MPI_Waitall(static_cast<int>(reqs.size()), reqs.data(), MPI_STATUSES_IGNORE);
// Barrier only when timing phases
MPI_Barrier(MPI_COMM_WORLD);
double t0 = MPI_Wtime();
do_work();
MPI_Barrier(MPI_COMM_WORLD);
double t1 = MPI_Wtime();
LOG(INFO) << fmt::format("Phase time = {:.6f}s", t1 - t0);
5. GPU / Accelerators
-
Don’t leak CUDA/HIP types in public headers; keep device pointers opaque; keep kernels focused.
// header (opaque device handle)
class DeviceBuffer
{
public:
void * M_dev = nullptr; // opaque; defined/managed in .cu/.hip
};
6. Logging with Google glog (GLOG)
-
MPI-aware logging modes: 1) Master-only: only rank 0 produces output (other ranks get a NoOp stream). 2) All ranks: every rank logs (useful for debugging). 3) Selective: rank 0 logs info; specific ranks can emit debug.
Users do not need to write if (comm.rank()==0)
guards — LOG(…)
honors the configured mode. On ranks where logging is disabled, the call compiles to a NoOp.

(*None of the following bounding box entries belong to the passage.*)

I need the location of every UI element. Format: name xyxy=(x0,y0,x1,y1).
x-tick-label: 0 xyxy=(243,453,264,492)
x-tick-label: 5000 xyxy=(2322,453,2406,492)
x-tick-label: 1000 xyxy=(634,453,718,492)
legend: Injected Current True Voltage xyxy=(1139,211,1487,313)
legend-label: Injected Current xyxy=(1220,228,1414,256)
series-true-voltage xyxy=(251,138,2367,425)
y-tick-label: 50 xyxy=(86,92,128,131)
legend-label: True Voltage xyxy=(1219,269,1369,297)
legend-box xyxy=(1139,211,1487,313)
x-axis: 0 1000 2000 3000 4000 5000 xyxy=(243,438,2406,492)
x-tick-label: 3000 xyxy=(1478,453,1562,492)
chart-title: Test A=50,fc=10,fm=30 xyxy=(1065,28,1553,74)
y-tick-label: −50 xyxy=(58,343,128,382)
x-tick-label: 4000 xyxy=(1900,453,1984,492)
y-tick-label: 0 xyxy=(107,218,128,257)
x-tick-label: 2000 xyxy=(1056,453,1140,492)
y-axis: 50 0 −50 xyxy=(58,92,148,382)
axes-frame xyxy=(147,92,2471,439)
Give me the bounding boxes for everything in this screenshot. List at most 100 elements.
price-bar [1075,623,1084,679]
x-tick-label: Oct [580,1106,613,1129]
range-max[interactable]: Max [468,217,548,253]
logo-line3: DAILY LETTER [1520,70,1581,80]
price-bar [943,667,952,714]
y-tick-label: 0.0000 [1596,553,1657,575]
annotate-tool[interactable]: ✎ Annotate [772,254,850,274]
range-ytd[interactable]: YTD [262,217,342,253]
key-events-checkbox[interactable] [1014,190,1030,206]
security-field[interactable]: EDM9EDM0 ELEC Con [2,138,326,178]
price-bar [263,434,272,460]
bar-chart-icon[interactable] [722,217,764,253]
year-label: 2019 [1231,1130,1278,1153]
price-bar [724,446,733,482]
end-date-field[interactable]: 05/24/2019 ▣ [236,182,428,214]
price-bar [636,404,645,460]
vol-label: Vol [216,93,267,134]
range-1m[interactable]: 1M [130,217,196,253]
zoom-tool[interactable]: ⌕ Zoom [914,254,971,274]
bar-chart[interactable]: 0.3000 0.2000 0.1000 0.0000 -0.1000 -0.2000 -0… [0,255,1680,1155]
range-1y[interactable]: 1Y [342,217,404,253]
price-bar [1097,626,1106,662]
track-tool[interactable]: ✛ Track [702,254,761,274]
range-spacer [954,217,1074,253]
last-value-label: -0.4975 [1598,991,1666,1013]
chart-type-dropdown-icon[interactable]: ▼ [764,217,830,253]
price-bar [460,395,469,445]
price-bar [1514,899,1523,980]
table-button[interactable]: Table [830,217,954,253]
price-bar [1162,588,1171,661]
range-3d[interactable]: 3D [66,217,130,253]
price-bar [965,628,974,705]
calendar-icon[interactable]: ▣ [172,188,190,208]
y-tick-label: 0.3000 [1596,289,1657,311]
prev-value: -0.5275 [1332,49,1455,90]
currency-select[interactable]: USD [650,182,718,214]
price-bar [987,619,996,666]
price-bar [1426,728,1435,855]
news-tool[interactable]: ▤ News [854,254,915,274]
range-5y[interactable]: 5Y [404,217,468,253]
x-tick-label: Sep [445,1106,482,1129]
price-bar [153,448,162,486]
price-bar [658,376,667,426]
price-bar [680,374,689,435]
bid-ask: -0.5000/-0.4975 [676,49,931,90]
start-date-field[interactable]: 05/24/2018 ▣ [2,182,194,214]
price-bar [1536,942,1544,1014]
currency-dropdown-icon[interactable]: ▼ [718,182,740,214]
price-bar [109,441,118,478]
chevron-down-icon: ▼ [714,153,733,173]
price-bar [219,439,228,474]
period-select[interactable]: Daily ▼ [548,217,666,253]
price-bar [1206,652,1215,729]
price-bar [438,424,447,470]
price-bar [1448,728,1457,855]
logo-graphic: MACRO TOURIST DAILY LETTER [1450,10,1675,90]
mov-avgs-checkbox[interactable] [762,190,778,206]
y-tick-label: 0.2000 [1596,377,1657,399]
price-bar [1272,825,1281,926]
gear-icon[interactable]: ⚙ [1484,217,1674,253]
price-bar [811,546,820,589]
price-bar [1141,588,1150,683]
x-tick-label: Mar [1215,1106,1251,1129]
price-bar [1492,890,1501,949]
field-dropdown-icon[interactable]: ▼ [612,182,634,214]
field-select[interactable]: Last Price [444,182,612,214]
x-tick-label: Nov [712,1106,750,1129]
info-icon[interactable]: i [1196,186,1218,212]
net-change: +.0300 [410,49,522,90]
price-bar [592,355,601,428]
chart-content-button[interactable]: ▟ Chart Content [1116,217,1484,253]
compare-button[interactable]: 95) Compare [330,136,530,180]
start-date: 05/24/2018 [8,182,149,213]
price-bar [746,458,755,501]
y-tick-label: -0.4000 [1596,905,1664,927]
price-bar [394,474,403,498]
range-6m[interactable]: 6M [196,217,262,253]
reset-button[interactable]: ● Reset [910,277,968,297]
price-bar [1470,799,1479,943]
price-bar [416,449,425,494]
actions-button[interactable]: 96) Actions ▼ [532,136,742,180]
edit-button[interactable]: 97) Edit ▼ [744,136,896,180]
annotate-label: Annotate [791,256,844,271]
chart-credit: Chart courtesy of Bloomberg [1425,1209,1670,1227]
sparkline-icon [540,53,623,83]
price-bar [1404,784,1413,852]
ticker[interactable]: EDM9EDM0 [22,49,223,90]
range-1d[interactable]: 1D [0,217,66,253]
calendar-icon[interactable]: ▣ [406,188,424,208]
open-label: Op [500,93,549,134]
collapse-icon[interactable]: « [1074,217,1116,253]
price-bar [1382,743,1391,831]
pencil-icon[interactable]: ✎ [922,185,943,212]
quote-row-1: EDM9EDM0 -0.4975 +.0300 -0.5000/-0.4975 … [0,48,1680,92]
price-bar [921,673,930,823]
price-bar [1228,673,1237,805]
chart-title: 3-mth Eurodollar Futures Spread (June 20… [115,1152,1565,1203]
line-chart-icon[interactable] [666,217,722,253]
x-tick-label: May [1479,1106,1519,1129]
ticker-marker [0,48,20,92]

// Transparent to the user
LOG(INFO) << fmt::format("Starting computation with N={}", N);
LOG(WARNING) << fmt::format("[rank {}] localNorm={}", comm.rank(), localNorm);
Initialization (done once per process):
int main(int argc, char **argv)
{
google::InitGoogleLogging(argv[0]);
// Feel++ logging setup chooses master-only / all-ranks / selective
}
7. Testing & Benchmarking
-
Fix RNG seeds; make tests deterministic. Separate microbenchmarks from unit tests. Use sanitizers (ASan/UBSan/TSan) in dedicated CI jobs.
std::mt19937 gen(42); // fixed seed for tests
8. Glossary (HPC)
-
MPI: Message Passing Interface — standard for distributed-memory parallelism.
-
GPU: Graphics Processing Unit — accelerator used for massively parallel workloads.
-
SoA/AoS: Structure of Arrays / Array of Structures — data layout patterns affecting vectorization and cache behavior.
-
SIMD: Single Instruction, Multiple Data — CPU vector instructions (e.g., AVX).
-
Barrier: global synchronization point across MPI ranks (use sparingly).